Selain itu, untuk memperlancar konversi, terutama pada masyarakat pengguna gas LPG 3 kg harus ada strategi khusus. Pertama, PLN akan menambah daya listrik masyarakat miskin, khususnya yang masih berdaya 450-900 volt ampere (VA/watt) menjadi 2.200 VA.
Dia menjelaskan harga LPG non subsidi saat ini Rp 13.500 per kg. Sedangkan 1 kg LPG setara dengan 7 kilowatt jam (kWh) listrik yang harganya Rp 10.250. Artinya dengan konversi ke kompor listrik, pelanggan pengguna LPG non subsidi bisa menghemat biaya untuk memasak Rp 3.250 per kg LPG.
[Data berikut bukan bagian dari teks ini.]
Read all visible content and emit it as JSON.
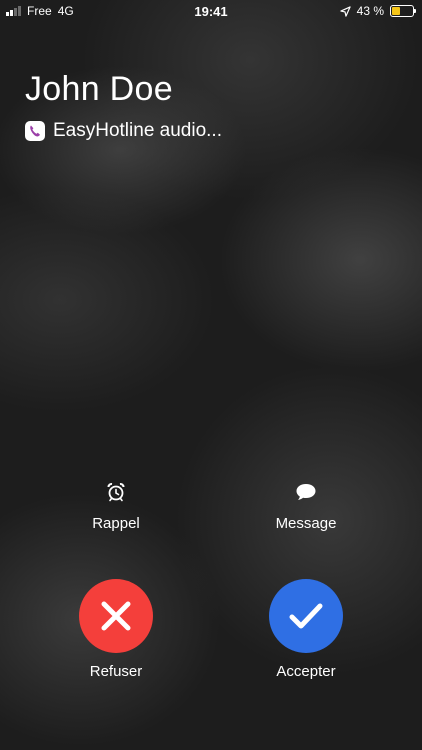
{
  "status_bar": {
    "carrier": "Free",
    "network": "4G",
    "time": "19:41",
    "battery_percent": "43 %",
    "battery_level": 0.43,
    "signal_bars_active": 2,
    "signal_bars_total": 4
  },
  "call": {
    "caller_name": "John Doe",
    "app_name": "EasyHotline audio..."
  },
  "actions": {
    "reminder_label": "Rappel",
    "message_label": "Message",
    "decline_label": "Refuser",
    "accept_label": "Accepter"
  },
  "colors": {
    "decline": "#f43f3b",
    "accept": "#2f6fe4",
    "battery": "#f5c518",
    "app_icon_accent": "#9b3fa8"
  },
  "icons": {
    "reminder": "alarm-clock-icon",
    "message": "speech-bubble-icon",
    "decline": "x-mark-icon",
    "accept": "checkmark-icon",
    "location": "location-arrow-icon",
    "app": "phone-handset-icon"
  }
}
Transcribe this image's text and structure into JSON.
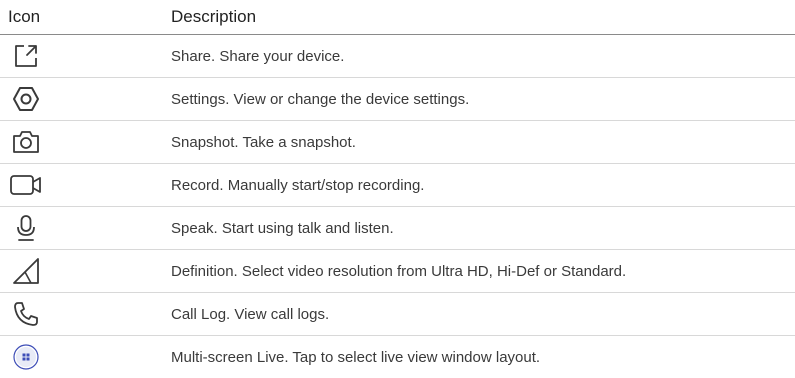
{
  "table": {
    "headers": {
      "icon": "Icon",
      "description": "Description"
    },
    "rows": [
      {
        "icon": "share-icon",
        "description": "Share. Share your device."
      },
      {
        "icon": "settings-icon",
        "description": "Settings. View or change the device settings."
      },
      {
        "icon": "camera-icon",
        "description": "Snapshot. Take a snapshot."
      },
      {
        "icon": "video-camera-icon",
        "description": "Record. Manually start/stop recording."
      },
      {
        "icon": "microphone-icon",
        "description": "Speak. Start using talk and listen."
      },
      {
        "icon": "signal-icon",
        "description": "Definition. Select video resolution from Ultra HD, Hi-Def or Standard."
      },
      {
        "icon": "phone-icon",
        "description": "Call Log. View call logs."
      },
      {
        "icon": "grid-icon",
        "description": "Multi-screen Live. Tap to select live view window layout."
      }
    ]
  },
  "colors": {
    "icon_stroke": "#3a3a3a",
    "accent_blue": "#3d4db7",
    "text": "#3a3a3a"
  }
}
Sementara bagi pengguna LPG 3 kg, yang harganya Rp 7.000 per kg atau disubsidi Rp 6.500 oleh pemerintah, konversi akan membuat biaya untuk memasak lebih mahal Rp 3.250. Inilah yang akan disubsidi pemerintah.
Sehingga di satu sisi masyarakat miskin pengguna LPG 3 kg tidak terbebani dengan konversi ke kompor listrik, di sisi lain pemerintah bisa menghemat subsidi LPG hingga 50%. “Subsidi (LPG) bisa dikurangi separuh. Kami akan mengakselerasi (program) ini secepat mungkin,” tukas Darmawan.